For the group administrator, navigate to the Auditing > Messages page to configure these features.

Spam Filtering Order of Precedence

The following list is the order of precedence for Spam Filtering on Email Security. This list helps to set the expectation for what may be considered a legitimate false positive by end users.

1
Connection management (IP reputation, IP block, IP allow, IP defer, IP Non grey, and IP Greylisted)
2
DHA (Directory Harvest Attack)
3
Virus
4
Policy filter
5
DMARC
6
DKIM
7
SPF
8
Phishing
9
Corporate Allow list
10
Corporate Block list
11
Personal Allow list
12
Personal Block list
13
Foreign Language
14
Collab
15
Baynesian Rules
16
RBL
* 
NOTE: Some features, like SPF and DKIM, have the option to ignore the Allowed List. When you configure to Ignore Allowed Lists, Address Books do not give a “Free Pass” for that specific feature. Unselecting the check box for Ignore Allowed List gives the sender a “Free Pass” for that option only.

For more information on the order of Email Security judgment, refer to the following KB article: https://support.sonicwall.com/sonicwall-email-security/kb/sw14079.

Configuring End User Login Access for Junk Box Summary

The global administrator navigates to the Junk Box Management > Junk Box Summary page and change the Enable “single click” viewing of messages setting to Full Access.
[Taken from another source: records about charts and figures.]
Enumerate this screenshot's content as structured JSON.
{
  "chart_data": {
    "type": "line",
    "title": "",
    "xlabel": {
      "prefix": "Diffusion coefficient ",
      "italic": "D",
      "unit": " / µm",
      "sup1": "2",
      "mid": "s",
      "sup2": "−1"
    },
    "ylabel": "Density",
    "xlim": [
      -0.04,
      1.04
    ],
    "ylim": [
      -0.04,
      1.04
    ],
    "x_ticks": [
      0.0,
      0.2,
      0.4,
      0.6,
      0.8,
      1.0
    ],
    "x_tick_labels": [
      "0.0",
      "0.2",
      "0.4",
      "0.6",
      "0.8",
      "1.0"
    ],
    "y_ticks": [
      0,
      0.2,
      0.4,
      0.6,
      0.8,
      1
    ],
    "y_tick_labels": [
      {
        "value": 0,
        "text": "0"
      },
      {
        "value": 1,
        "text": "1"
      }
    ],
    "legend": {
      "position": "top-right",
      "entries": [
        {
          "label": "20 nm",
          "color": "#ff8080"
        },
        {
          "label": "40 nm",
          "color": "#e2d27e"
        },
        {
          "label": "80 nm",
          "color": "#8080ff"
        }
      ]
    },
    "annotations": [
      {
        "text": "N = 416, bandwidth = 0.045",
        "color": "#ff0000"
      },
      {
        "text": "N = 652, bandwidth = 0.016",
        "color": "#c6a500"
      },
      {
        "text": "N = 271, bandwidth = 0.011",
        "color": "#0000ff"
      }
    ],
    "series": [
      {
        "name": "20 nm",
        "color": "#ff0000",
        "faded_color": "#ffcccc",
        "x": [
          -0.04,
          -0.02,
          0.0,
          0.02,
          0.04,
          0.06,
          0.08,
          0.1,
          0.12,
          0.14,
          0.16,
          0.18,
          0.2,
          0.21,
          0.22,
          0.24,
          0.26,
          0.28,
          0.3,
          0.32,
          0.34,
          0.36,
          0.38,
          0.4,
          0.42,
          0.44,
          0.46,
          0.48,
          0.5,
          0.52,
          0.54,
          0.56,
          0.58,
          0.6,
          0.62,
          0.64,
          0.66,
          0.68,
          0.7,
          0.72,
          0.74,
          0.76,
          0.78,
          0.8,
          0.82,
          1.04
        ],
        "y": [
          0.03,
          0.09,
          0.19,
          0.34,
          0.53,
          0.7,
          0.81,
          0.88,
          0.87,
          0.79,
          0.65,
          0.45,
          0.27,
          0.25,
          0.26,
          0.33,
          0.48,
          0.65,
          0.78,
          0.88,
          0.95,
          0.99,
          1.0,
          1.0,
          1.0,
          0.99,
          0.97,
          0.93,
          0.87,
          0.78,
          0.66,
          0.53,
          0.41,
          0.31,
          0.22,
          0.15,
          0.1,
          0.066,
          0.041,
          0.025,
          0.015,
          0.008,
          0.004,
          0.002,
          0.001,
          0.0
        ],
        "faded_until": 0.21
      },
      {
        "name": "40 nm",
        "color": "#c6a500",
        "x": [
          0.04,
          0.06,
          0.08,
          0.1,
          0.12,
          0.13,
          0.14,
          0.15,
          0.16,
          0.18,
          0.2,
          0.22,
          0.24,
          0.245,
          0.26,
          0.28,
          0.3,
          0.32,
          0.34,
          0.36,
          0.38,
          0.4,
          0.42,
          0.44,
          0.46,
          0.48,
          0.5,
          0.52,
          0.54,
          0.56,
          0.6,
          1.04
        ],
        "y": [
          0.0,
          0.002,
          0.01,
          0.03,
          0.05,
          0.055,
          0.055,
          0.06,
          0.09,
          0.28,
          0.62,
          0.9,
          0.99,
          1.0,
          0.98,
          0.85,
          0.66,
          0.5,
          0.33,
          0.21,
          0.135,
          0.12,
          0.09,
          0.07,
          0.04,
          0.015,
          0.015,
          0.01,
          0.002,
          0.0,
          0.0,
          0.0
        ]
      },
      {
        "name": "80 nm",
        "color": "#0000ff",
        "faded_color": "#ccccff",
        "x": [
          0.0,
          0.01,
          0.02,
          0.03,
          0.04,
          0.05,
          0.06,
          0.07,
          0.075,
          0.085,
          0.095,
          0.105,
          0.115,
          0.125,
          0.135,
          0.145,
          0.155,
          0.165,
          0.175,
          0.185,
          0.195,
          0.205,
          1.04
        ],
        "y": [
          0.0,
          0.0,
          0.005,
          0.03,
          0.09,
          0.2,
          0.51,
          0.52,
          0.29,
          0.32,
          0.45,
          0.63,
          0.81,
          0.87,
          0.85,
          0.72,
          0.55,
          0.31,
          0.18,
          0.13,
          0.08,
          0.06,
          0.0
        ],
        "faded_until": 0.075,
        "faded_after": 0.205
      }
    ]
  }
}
This allows the end user to have full access to their per user Junk Box by clicking any link within the Junk Box Summary.

To configure login access:
1
Log into Email Security as the global administrator.
2
Navigate to the Users, Groups & Organizations > Organizations page.
3
Click the Sign In as OrganizationAdmin icon of the organization you wish to configure.
4
Once logged in as the OU Admin, navigate to the System > LDAP Configuration page.
 
* 
IMPORTANT: LDAP must be configured before continuing.
5
On the LDAP Mappings section, enter the domains.
6
Click Save Changes. This domain appears on the drop-down menu for the Login screen.

Configuring PerOU End User Login

In some cases, the system administrator may prefer to preserve customer privacy. The LDAP Configuration page may be changed to specify an attribute that refers to the email address for the end user. As this may vary for various LDAP servers, the most commonly used attribute could be the UPN for the end user as used in Microsoft platforms.

You may change the User Login Name Attribute to userPrincipalName. This allows the end user to log in using their email address.